A pioneering newspaper editor illuminates the importance of racial diversity in newsrooms and the difficulties of achieving that diversity, especially for black women. In a memoir that runs from her birth in 1949 to 2019, Wanda Lloyd offers hundreds of anecdotes and scenarios about how she managed to ascend to the top spots at major newspapers in an industry dominated by white males. Though Lloyd is not always self-effacing about her accomplishments, it's not bragging if you have done it—and she has done a lot. Inspiring reading for aspiring journalists and students of civil rights.

—Kirkus Reviews

Wanda Lloyd's writing is direct, like the professional journalist she is. Slights, indignities, and prejudices are described with the same candor that recognizes her journalistic triumphs recording civil rights history and everyday breaking news. She's a mom and a mentor who writes and lives with generosity and grace.

—Rexanna Keller Lester, retired executive editor, Savannah Morning News

An inherently fascinating, candidly informative, and ultimately inspiring life story, Coming Full Circle: From Jim Crow to Journalism is an exceptionally well-written and unreservedly recommended addition to library and supplemental curriculum studies lists.

—Midwest Book Review

Coming Full Circle is an important work about journalism, about courage and overcoming challenges, and about building diversity and bringing others along.

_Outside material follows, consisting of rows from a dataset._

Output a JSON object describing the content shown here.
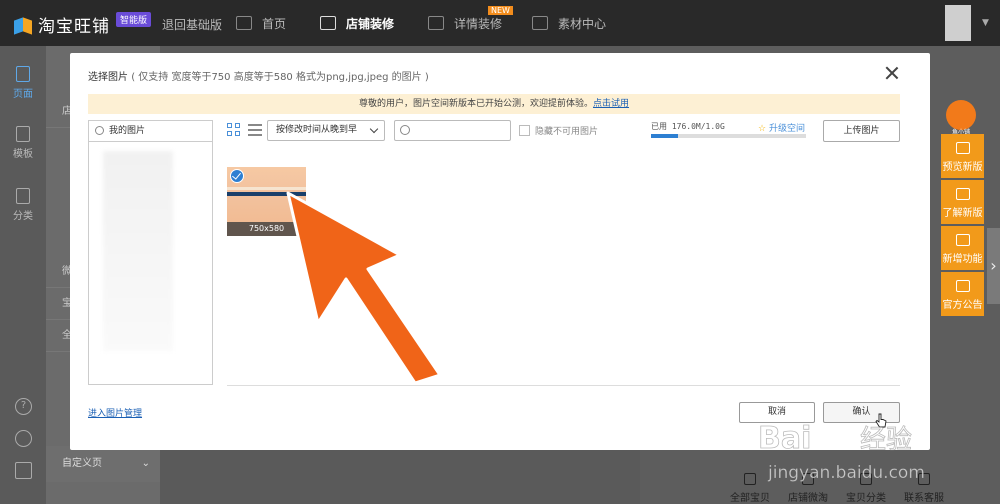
{
  "topbar": {
    "logo_text": "淘宝旺铺",
    "logo_badge": "智能版",
    "back_label": "退回基础版",
    "nav": [
      {
        "label": "首页",
        "icon": "home-icon"
      },
      {
        "label": "店铺装修",
        "icon": "store-icon",
        "active": true
      },
      {
        "label": "详情装修",
        "icon": "detail-icon",
        "badge": "NEW"
      },
      {
        "label": "素材中心",
        "icon": "folder-icon"
      }
    ]
  },
  "leftrail": {
    "items": [
      {
        "label": "页面",
        "icon": "page-icon",
        "active": true
      },
      {
        "label": "模板",
        "icon": "template-icon"
      },
      {
        "label": "分类",
        "icon": "category-icon"
      }
    ],
    "bottom_icons": [
      "help-icon",
      "headset-icon",
      "edit-icon"
    ]
  },
  "panel2": {
    "rows": [
      "店",
      "微",
      "宝",
      "全"
    ],
    "footer_label": "自定义页"
  },
  "bottomnav": {
    "items": [
      {
        "label": "全部宝贝",
        "icon": "bag-icon"
      },
      {
        "label": "店铺微淘",
        "icon": "broadcast-icon"
      },
      {
        "label": "宝贝分类",
        "icon": "list-icon"
      },
      {
        "label": "联系客服",
        "icon": "chat-icon"
      }
    ]
  },
  "floating": {
    "mascot_label": "鱼小铺",
    "buttons": [
      {
        "label": "预览新版",
        "icon": "preview-icon"
      },
      {
        "label": "了解新版",
        "icon": "info-icon"
      },
      {
        "label": "新增功能",
        "icon": "feature-icon"
      },
      {
        "label": "官方公告",
        "icon": "announcement-icon"
      }
    ]
  },
  "modal": {
    "title": "选择图片",
    "title_hint": "( 仅支持 宽度等于750 高度等于580 格式为png,jpg,jpeg 的图片 )",
    "notice_text": "尊敬的用户，图片空间新版本已开始公测，欢迎提前体验。",
    "notice_link": "点击试用",
    "album_search_placeholder": "我的图片",
    "sort_label": "按修改时间从晚到早",
    "search_placeholder": "",
    "hide_label": "隐藏不可用图片",
    "usage_text": "已用 176.0M/1.0G",
    "usage_fraction": 0.172,
    "upgrade_label": "升级空间",
    "upload_label": "上传图片",
    "thumb_caption": "750x580",
    "thumb_selected": true,
    "manage_link": "进入图片管理",
    "cancel_label": "取消",
    "confirm_label": "确认"
  },
  "watermark": {
    "brand": "Bai",
    "brand2": "经验",
    "url": "jingyan.baidu.com"
  },
  "colors": {
    "accent": "#2d7fd2",
    "notice_bg": "#fdf0d4",
    "float_orange": "#f29a1a",
    "arrow": "#f06418"
  }
}
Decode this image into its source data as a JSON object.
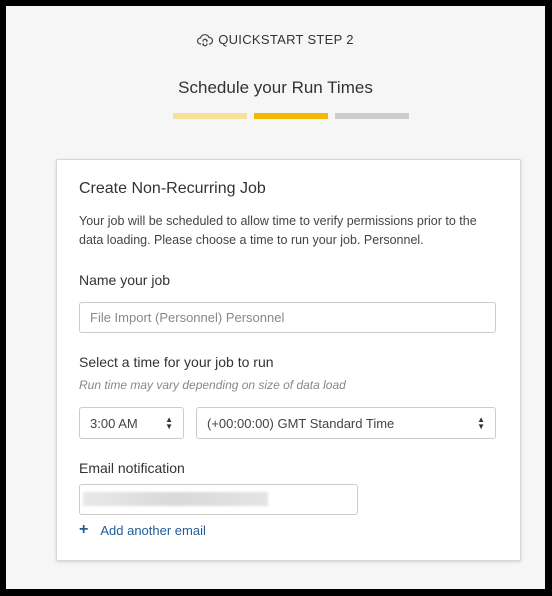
{
  "header": {
    "step_label": "QUICKSTART STEP 2",
    "icon": "cloud-sync-icon"
  },
  "page": {
    "title": "Schedule your Run Times"
  },
  "progress": {
    "steps": [
      {
        "state": "complete",
        "color": "#f7e19a"
      },
      {
        "state": "current",
        "color": "#f5b800"
      },
      {
        "state": "upcoming",
        "color": "#cccccc"
      }
    ]
  },
  "card": {
    "title": "Create Non-Recurring Job",
    "description": "Your job will be scheduled to allow time to verify permissions prior to the data loading. Please choose a time to run your job. Personnel.",
    "job_name": {
      "label": "Name your job",
      "placeholder": "File Import (Personnel) Personnel",
      "value": ""
    },
    "schedule": {
      "label": "Select a time for your job to run",
      "hint": "Run time may vary depending on size of data load",
      "time_value": "3:00 AM",
      "timezone_value": "(+00:00:00) GMT Standard Time"
    },
    "email": {
      "label": "Email notification",
      "add_label": "Add another email"
    }
  }
}
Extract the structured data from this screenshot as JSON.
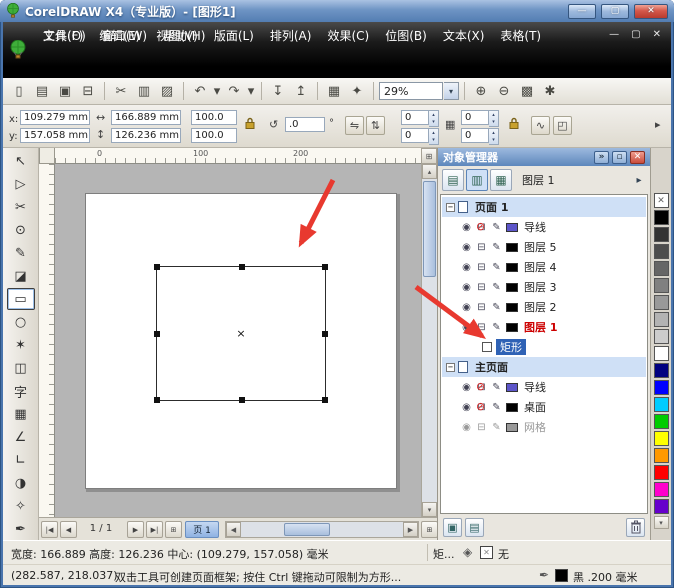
{
  "window": {
    "title": "CorelDRAW X4（专业版）- [图形1]",
    "minimize": "—",
    "maximize": "▢",
    "close": "✕"
  },
  "menu": {
    "row1": [
      "文件(F)",
      "编辑(E)",
      "视图(V)",
      "版面(L)",
      "排列(A)",
      "效果(C)",
      "位图(B)",
      "文本(X)",
      "表格(T)"
    ],
    "row2": [
      "工具(O)",
      "窗口(W)",
      "帮助(H)"
    ],
    "doc_minimize": "—",
    "doc_restore": "▢",
    "doc_close": "✕"
  },
  "toolbar": {
    "icons": [
      {
        "name": "new-document",
        "glyph": "▯"
      },
      {
        "name": "open",
        "glyph": "▤"
      },
      {
        "name": "save",
        "glyph": "▣"
      },
      {
        "name": "print",
        "glyph": "⊟"
      },
      {
        "name": "cut",
        "glyph": "✂"
      },
      {
        "name": "copy",
        "glyph": "▥"
      },
      {
        "name": "paste",
        "glyph": "▨"
      },
      {
        "name": "undo",
        "glyph": "↶"
      },
      {
        "name": "undo-list",
        "glyph": "▾"
      },
      {
        "name": "redo",
        "glyph": "↷"
      },
      {
        "name": "redo-list",
        "glyph": "▾"
      },
      {
        "name": "import",
        "glyph": "↧"
      },
      {
        "name": "export",
        "glyph": "↥"
      },
      {
        "name": "application-launcher",
        "glyph": "▦"
      },
      {
        "name": "welcome-screen",
        "glyph": "✦"
      }
    ],
    "zoom_value": "29%",
    "dropdown": "▾",
    "right_icons": [
      {
        "name": "zoom-in",
        "glyph": "⊕"
      },
      {
        "name": "zoom-out",
        "glyph": "⊖"
      },
      {
        "name": "snap-to",
        "glyph": "▩"
      },
      {
        "name": "options",
        "glyph": "✱"
      }
    ]
  },
  "propbar": {
    "x_label": "x:",
    "x_value": "109.279 mm",
    "y_label": "y:",
    "y_value": "157.058 mm",
    "size_icon_h": "↔",
    "size_icon_v": "↕",
    "width_value": "166.889 mm",
    "height_value": "126.236 mm",
    "scale_h": "100.0",
    "scale_v": "100.0",
    "rotation_icon": "↺",
    "rotation_value": ".0",
    "rotation_unit": "°",
    "mirror_h": "⇋",
    "mirror_v": "⇅",
    "corner_tl": "0",
    "corner_tr": "0",
    "corner_bl": "0",
    "corner_br": "0",
    "checker": "▦",
    "extra1": "∿",
    "extra2": "◰",
    "overflow": "▸",
    "spin_up": "▴",
    "spin_down": "▾"
  },
  "ruler": {
    "labels": [
      "0",
      "100",
      "200"
    ]
  },
  "toolbox": {
    "tools": [
      {
        "name": "pick",
        "glyph": "↖"
      },
      {
        "name": "shape",
        "glyph": "▷"
      },
      {
        "name": "crop",
        "glyph": "✂"
      },
      {
        "name": "zoom",
        "glyph": "⊙"
      },
      {
        "name": "freehand",
        "glyph": "✎"
      },
      {
        "name": "smart-fill",
        "glyph": "◪"
      },
      {
        "name": "rectangle",
        "glyph": "▭"
      },
      {
        "name": "ellipse",
        "glyph": "○"
      },
      {
        "name": "polygon",
        "glyph": "✶"
      },
      {
        "name": "basic-shapes",
        "glyph": "◫"
      },
      {
        "name": "text",
        "glyph": "字"
      },
      {
        "name": "table",
        "glyph": "▦"
      },
      {
        "name": "dimension",
        "glyph": "∠"
      },
      {
        "name": "connector",
        "glyph": "∟"
      },
      {
        "name": "blend",
        "glyph": "◑"
      },
      {
        "name": "eyedropper",
        "glyph": "✧"
      },
      {
        "name": "outline-pen",
        "glyph": "✒"
      }
    ]
  },
  "canvas": {
    "center_mark": "×"
  },
  "vscroll": {
    "up": "▴",
    "down": "▾",
    "corner": "⊞"
  },
  "nav": {
    "first": "|◀",
    "prev": "◀",
    "indicator": "1 / 1",
    "next": "▶",
    "last": "▶|",
    "add_page": "⊞",
    "page_tab": "页 1",
    "h_left": "◀",
    "h_right": "▶",
    "corner": "⊞"
  },
  "docker": {
    "title": "对象管理器",
    "collapse": "»",
    "shade": "▫",
    "close": "✕",
    "view_icons": [
      "▤",
      "▥",
      "▦"
    ],
    "active_layer": "图层 1",
    "flyout": "▸",
    "icons": {
      "eye": "◉",
      "printer": "⊟",
      "pencil": "✎",
      "blocked": "⊘",
      "minus": "−"
    },
    "rows": [
      {
        "kind": "page",
        "label": "页面 1"
      },
      {
        "kind": "layer",
        "name": "导线",
        "chip": "#5c55c8",
        "crossed": true
      },
      {
        "kind": "layer",
        "name": "图层 5",
        "chip": "#000000"
      },
      {
        "kind": "layer",
        "name": "图层 4",
        "chip": "#000000"
      },
      {
        "kind": "layer",
        "name": "图层 3",
        "chip": "#000000"
      },
      {
        "kind": "layer",
        "name": "图层 2",
        "chip": "#000000"
      },
      {
        "kind": "layer",
        "name": "图层 1",
        "chip": "#000000",
        "active": true
      },
      {
        "kind": "object",
        "name": "矩形",
        "selected": true
      },
      {
        "kind": "page",
        "label": "主页面"
      },
      {
        "kind": "layer",
        "name": "导线",
        "chip": "#5c55c8",
        "crossed": true
      },
      {
        "kind": "layer",
        "name": "桌面",
        "chip": "#000000",
        "crossed": true
      },
      {
        "kind": "layer",
        "name": "网格",
        "chip": "#999999",
        "grayed": true
      }
    ],
    "new_layer": "▣",
    "new_master_layer": "▤"
  },
  "palette": {
    "none": "✕",
    "colors": [
      "#000000",
      "#333333",
      "#4d4d4d",
      "#666666",
      "#808080",
      "#999999",
      "#b3b3b3",
      "#cccccc",
      "#ffffff",
      "#000080",
      "#0000ff",
      "#00ccff",
      "#00cc00",
      "#ffff00",
      "#ff9900",
      "#ff0000",
      "#ff00cc",
      "#6600cc"
    ],
    "more": "▾"
  },
  "status": {
    "size_info": "宽度: 166.889 高度: 126.236 中心: (109.279, 157.058) 毫米",
    "object_info": "矩...",
    "fill_icon": "◈",
    "fill_none": "✕",
    "fill_label": "无",
    "coords": "(282.587, 218.037)",
    "hint": "双击工具可创建页面框架; 按住 Ctrl 键拖动可限制为方形...",
    "outline_icon": "✒",
    "outline_label": "黑 .200 毫米"
  },
  "colors": {
    "accent": "#316ac5",
    "arrow": "#e8392f",
    "layer_active_text": "#cc0000"
  }
}
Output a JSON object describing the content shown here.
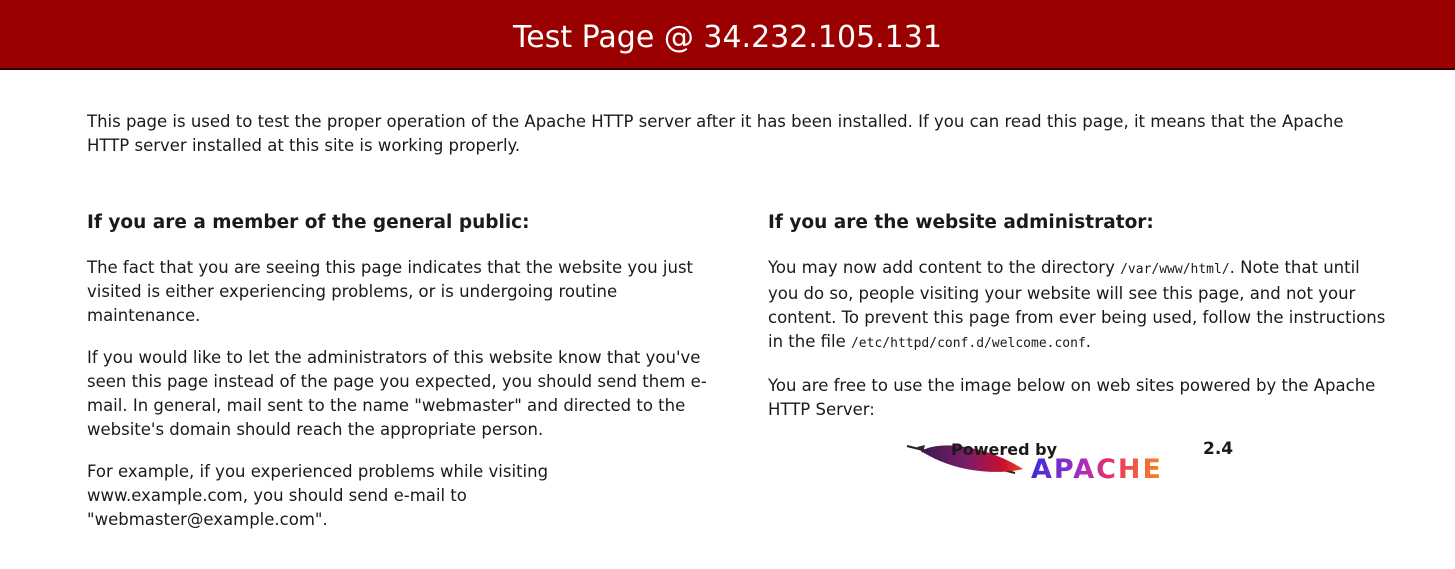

—Phil Currie, retired senior vice president of news, Gannett

About the Author/Editor

WANDA SMALLS LLOYD parlayed her passion for storytelling when she transitioned from journalism to writing non-fiction. A newspaper editor for more than four decades, she now writes from her home in Savannah, Georgia, where she grew up in the 1950s and 1960s and left for college and career. In 2013, her award-winning work as an editor at seven daily newspapers brought her full circle back to Savannah as a professor. Lloyd, co-editor of The Edge of Change: Women in the 21st Century Press, retired from daily journalism after serving more than eight years as executive editor of the Montgomery Advertiser, the daily newspaper in Alabama’s capital city. She has also been an editor at The Washington Post, USA Today, the Miami Herald, the Atlanta Journal, the Greenville (SC) News and the Providence Evening Bulletin. She was the founding executive director of the Freedom Forum Diversity Institute at Vanderbilt University in Nashville, Tennessee. Most recently she was associate professor and chair of the Department of Journalism and Mass Communications at Savannah State University. At home when she is not writing, Lloyd enjoys volunteering with service organizations, gardening and doting on her family – her husband, Willie, their daughter, Shelby who lives in Florida, and Bella, the family’s mini pinscher. Spelman College, Lloyd’s alma mater, awarded her an honorary Doctorate of Humane Letters in 2016. She was inducted into the National Association of Black Journalists’ Hall of Fame in 2019.